I don’t believe in the existence of the worlds we will be able to colonize as new spaces for extension of the human population if this becomes excessivly great. Without this possibility, any discussion regarding our possibilities to escape from this Planet is only a dream. We have to see if toward the end of this century it would be possible (or necessary) to live in stable conditions on the planet Mars. If not, we have to be contented with watching again Stanley Kubrick’s movie “A Space Odissey” But this is only secondary theme of the paper, because later it is stated:
If each of us accumulates more and more knowledge, independent from each other but however more or less in a simultaneous process, it means that we will actually posses in the end smaller parts of universal knowledge every day. Because both the world population and the universal knowledge is growing faster than we can accumulate in a lifetime.
N. Raducanu’s commenbt (II)
ReplyDeleteYes, it is sad but true that the trend toward increased accumulation of knowledge is in vain, if the aim is to make all the humans like some small Einsteins at the 10-th power. But perhaps this aim is much too ambitious, when this year- 2011 in Romania more than
50% of the high-school graduates could not pass the maturity exam (baccalaureate) Ergo, it is more prudent to be realistic and I am happy to see that the paper of the nice and erudite Ms. Popescu
reminds us that:
“the knowledge (including wisdom, feelings etc.) is lost when a soul leaves a physical body (phenomena also known as ‘death’). Like H.L. Mencken said, ‘We are here and now. Further than that, all knowledge is moonshine.’
Indeed the death of each human being is a real scandal, because as has said Hampate Ba a wise man from the Mali Republic: “a man who dies is like a library that burns” There are very few people having a special natural talent, are able to lengthen their existence
after their physical disappearance, by letting us their opuses of high value. Leonardo da Vinci and Michel Angelo, Lev Tolstoi and Shakespeare, Beethoven and Debussy, Kant and Nietzsche have succeeded to do this.

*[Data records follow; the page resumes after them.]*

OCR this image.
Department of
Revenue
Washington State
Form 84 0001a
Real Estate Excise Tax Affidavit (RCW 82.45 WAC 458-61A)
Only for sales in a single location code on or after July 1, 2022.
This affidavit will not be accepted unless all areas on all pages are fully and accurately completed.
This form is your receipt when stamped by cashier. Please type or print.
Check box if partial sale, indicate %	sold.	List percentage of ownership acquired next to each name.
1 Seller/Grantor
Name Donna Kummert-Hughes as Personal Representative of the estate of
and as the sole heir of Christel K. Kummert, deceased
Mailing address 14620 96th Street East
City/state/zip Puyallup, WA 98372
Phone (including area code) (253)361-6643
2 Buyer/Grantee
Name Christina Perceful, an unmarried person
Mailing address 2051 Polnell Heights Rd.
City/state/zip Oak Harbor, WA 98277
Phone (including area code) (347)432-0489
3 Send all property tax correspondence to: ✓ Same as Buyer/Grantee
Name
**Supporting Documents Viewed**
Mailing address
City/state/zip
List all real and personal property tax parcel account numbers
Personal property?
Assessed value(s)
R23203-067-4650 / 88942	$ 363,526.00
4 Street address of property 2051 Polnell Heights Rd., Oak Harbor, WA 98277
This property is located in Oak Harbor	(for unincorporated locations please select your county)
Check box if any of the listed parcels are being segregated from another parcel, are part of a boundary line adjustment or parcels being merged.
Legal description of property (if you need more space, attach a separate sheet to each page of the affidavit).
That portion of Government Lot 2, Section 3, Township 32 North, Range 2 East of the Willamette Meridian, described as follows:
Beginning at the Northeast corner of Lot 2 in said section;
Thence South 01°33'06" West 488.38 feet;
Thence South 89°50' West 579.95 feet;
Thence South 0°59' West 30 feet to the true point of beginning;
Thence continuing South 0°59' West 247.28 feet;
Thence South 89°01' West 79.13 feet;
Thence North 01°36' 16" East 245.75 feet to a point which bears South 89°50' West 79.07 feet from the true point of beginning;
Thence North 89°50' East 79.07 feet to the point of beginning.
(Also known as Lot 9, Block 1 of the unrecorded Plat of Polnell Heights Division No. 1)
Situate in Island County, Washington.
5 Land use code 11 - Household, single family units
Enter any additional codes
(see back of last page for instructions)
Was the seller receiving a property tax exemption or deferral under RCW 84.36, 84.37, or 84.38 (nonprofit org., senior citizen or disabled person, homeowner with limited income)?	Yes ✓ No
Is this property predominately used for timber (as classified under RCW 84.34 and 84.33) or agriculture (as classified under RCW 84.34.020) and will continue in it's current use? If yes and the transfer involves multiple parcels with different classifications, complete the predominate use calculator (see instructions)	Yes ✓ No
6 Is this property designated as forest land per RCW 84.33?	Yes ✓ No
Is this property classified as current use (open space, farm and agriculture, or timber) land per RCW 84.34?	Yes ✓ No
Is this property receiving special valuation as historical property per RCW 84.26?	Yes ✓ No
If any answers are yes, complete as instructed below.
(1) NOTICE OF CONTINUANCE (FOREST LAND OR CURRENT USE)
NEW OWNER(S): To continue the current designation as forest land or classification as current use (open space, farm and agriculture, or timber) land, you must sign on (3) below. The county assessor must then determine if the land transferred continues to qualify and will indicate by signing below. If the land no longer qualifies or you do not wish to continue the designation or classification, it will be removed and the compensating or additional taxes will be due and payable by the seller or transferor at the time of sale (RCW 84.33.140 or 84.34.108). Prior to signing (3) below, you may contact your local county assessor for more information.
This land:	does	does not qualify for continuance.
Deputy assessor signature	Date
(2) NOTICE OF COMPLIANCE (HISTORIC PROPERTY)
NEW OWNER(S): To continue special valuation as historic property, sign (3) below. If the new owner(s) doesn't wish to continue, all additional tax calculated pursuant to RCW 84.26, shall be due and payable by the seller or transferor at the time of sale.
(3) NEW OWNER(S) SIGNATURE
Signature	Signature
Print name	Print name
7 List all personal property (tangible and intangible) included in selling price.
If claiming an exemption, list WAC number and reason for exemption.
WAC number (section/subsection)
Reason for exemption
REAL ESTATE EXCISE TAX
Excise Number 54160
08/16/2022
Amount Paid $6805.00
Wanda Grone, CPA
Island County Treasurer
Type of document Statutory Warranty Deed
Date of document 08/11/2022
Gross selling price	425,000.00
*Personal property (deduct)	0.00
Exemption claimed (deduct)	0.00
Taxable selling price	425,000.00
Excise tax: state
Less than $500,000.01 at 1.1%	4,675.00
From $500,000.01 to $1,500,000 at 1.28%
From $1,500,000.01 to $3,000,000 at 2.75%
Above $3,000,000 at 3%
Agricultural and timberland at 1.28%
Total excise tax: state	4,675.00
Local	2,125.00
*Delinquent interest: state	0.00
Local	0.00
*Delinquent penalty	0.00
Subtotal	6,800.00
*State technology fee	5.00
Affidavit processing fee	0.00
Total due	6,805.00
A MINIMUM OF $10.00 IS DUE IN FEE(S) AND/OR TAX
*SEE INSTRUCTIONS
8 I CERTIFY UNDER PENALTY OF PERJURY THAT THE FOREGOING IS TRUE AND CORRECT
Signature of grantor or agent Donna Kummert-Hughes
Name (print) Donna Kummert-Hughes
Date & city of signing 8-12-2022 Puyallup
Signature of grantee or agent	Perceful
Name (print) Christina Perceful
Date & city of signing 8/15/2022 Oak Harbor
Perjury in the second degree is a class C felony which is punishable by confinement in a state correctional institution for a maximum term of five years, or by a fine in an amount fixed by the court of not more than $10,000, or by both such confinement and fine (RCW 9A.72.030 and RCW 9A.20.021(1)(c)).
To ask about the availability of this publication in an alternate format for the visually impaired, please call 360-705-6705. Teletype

But what should do I, an old man who does not claim immortality, after passing safely through the terrible XX century, carrying valuable lessons about humans and a great library of books I have considered to be necessary for developing my Weltanschauung- and these books now tell nothing to my own daughters? Or I have written technical books and political articles over time and the usefulness of these is now lost. Or about the many hours of my life spent with learning foreign languages that I know now- hours that could be spent perhaps better.
What will happen with Peter Gluck’s Sisyphus style work- he is communicating us the places where we can enrich our knowledge –with a small effort, by reading some scientific papers that help us to escape from the daily political blogging? These are questions to which Gina Popescu gives us with sensivity and modesty the unique correct answer: “We can only prolong our stay by sharing our thoughts, our feelings, and our knowledge; basically by sharing ourselves with our loved ones, so that they can remember us with a smile on the face, after we are no longer here.”